People can feel powerless about their capacity to do anything about the climate emergency, but there are, of course, many things you can do—and here is a list of easy, less easy, and least easy actions. You will, I hope, be doing many of them already, but I doubt that no health professional, no matter how concerned about the climate emergency, does all these things.
Travel
Easy
Reduce the amount you drive
Reduce the amount you fly
Use public transport whenever possible
Replace driving with walking and cycling
Less easy
Commit to no more than one return flight a year
Drive no more than 2000 miles a year
Least easy
Stop flying
Sell your car
Diet
Easy
Reduce the amount of meat that you eat (recognising that the order of amounts of carbon emissions resulting from meats in descending order is beef, lamb, pork, chicken, fish)
Less easy
Stop eating meat and fish
Least easy
Become (or remain) Vegan
Home
Easy
Switch to a supplier of sustainable energy (easy to do and will probably save you money)

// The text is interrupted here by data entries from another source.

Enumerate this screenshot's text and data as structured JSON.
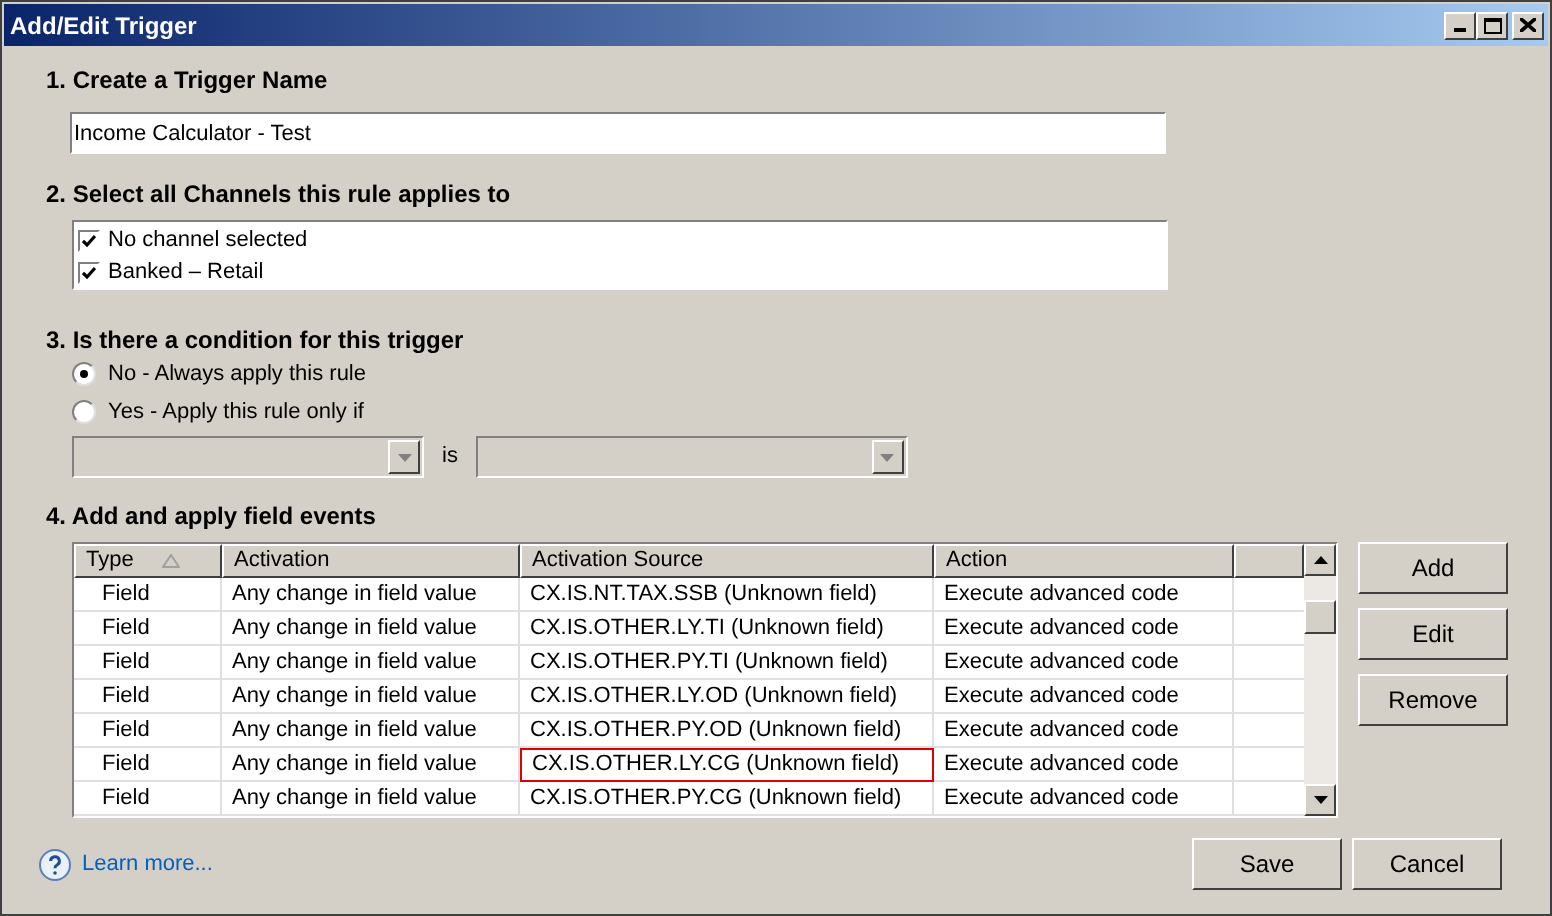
{
  "window": {
    "title": "Add/Edit Trigger"
  },
  "name_section": {
    "heading": "1. Create a Trigger Name",
    "value": "Income Calculator - Test"
  },
  "channels_section": {
    "heading": "2. Select all Channels this rule applies to",
    "channels": [
      {
        "label": "No channel selected",
        "checked": true
      },
      {
        "label": "Banked – Retail",
        "checked": true
      }
    ]
  },
  "condition_section": {
    "heading": "3. Is there a condition for this trigger",
    "options": [
      {
        "label": "No - Always apply this rule",
        "selected": true
      },
      {
        "label": "Yes - Apply this rule only if",
        "selected": false
      }
    ],
    "is_label": "is"
  },
  "events_section": {
    "heading": "4. Add and apply field events",
    "table": {
      "columns": [
        {
          "label": "Type",
          "sorted": true
        },
        {
          "label": "Activation",
          "sorted": false
        },
        {
          "label": "Activation Source",
          "sorted": false
        },
        {
          "label": "Action",
          "sorted": false
        }
      ],
      "rows": [
        {
          "type": "Field",
          "activation": "Any change in field value",
          "source": "CX.IS.NT.TAX.SSB (Unknown field)",
          "action": "Execute advanced code",
          "focused": false
        },
        {
          "type": "Field",
          "activation": "Any change in field value",
          "source": "CX.IS.OTHER.LY.TI (Unknown field)",
          "action": "Execute advanced code",
          "focused": false
        },
        {
          "type": "Field",
          "activation": "Any change in field value",
          "source": "CX.IS.OTHER.PY.TI (Unknown field)",
          "action": "Execute advanced code",
          "focused": false
        },
        {
          "type": "Field",
          "activation": "Any change in field value",
          "source": "CX.IS.OTHER.LY.OD (Unknown field)",
          "action": "Execute advanced code",
          "focused": false
        },
        {
          "type": "Field",
          "activation": "Any change in field value",
          "source": "CX.IS.OTHER.PY.OD (Unknown field)",
          "action": "Execute advanced code",
          "focused": false
        },
        {
          "type": "Field",
          "activation": "Any change in field value",
          "source": "CX.IS.OTHER.LY.CG (Unknown field)",
          "action": "Execute advanced code",
          "focused": true
        },
        {
          "type": "Field",
          "activation": "Any change in field value",
          "source": "CX.IS.OTHER.PY.CG (Unknown field)",
          "action": "Execute advanced code",
          "focused": false
        }
      ]
    },
    "side_buttons": [
      "Add",
      "Edit",
      "Remove"
    ]
  },
  "footer": {
    "link": "Learn more...",
    "buttons": [
      "Save",
      "Cancel"
    ]
  }
}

Turn down heating and turn off lights
Avoid using a tumble drier
Wash sheets and clothes less often
Bath and shower less often
If you don’t have a pet don’t get one
Less easy
Consult with a company making houses greener and follow their advice
Arrange for insulation of your roof
Install solar panels
Install thermostats in all rooms and ensure no heating of empty rooms
Use smart power
Least easy
Don’t have more than two children
Replace gas boiler
Aim to achieve net-zero carbon in your house
Shopping
Easy
Do not buy or use disposable plastic bags
Use a single cup for purchased hot drinks
Buy less, particularly clothes
Buy what clothes you do from charity and second-hand shops
Reduce purchases of processed foods
Buy as few electronic goods as possible
Use those goods you have for as long as possible
Do not regularly replace your phone
Less easy
Commit to buying no new clothes for a year
Buy no processed foods
Buy no electronic goods
Least easy
Do not buy anything except food and drink unless it’s unavoidable
With your patients
Easy
Put leaflets about how people can improve their health and reduce their carbon footprint in your waiting room or outpatient clinics
Put up posters with the same information
Help patients who use inhalers to move to greener versions
Less easy
Whenever the opportunity arises talk to patients about how they can improve their health and reduce their carbon footprint
Whenever possible move patients from drug responses to their problem to non-drug responses
Least easy
Offer the chance to ALL patients to discuss with you how they can improve their health and reduce their carbon footprint
Prescribe to patients a way to improve their health and reduce their carbon footprint and monitor their progress
Your organisation
Easy
Campaign within your organisation for it to make changes to reduce its carbon footprint and make it greener.
Less easy
Join the discussion to work out how to make clinical care greener
Least easy
Make your clinical care greener
Advocacy
Easy
Write to your MP and counsellors about climate change and health
Join organisations campaigning on the climate emergency
Do not vote for anybody in any election (in your college, for example) who does not propose action on the climate emergency
Write to newspaper about the problem
Use social media to urge action
Join radio phone-ins on the climate emergency
Less easy
Join protests about the climate emergency
Talk to at least one new person each day about the climate emergency
Least easy
Run in an election (local, professional, national) on an agenda of action on the climate emergency
Join Extinction Rebellion and get arrested
Richard Smith was the editor of The BMJ until 2004.
Competing interest: RS is the unpaid chair of the UK Health Alliance on Climate Change. The BMA and the BMJ are members of the Alliance, and the two employees of the Alliance are based in the BMJ offices.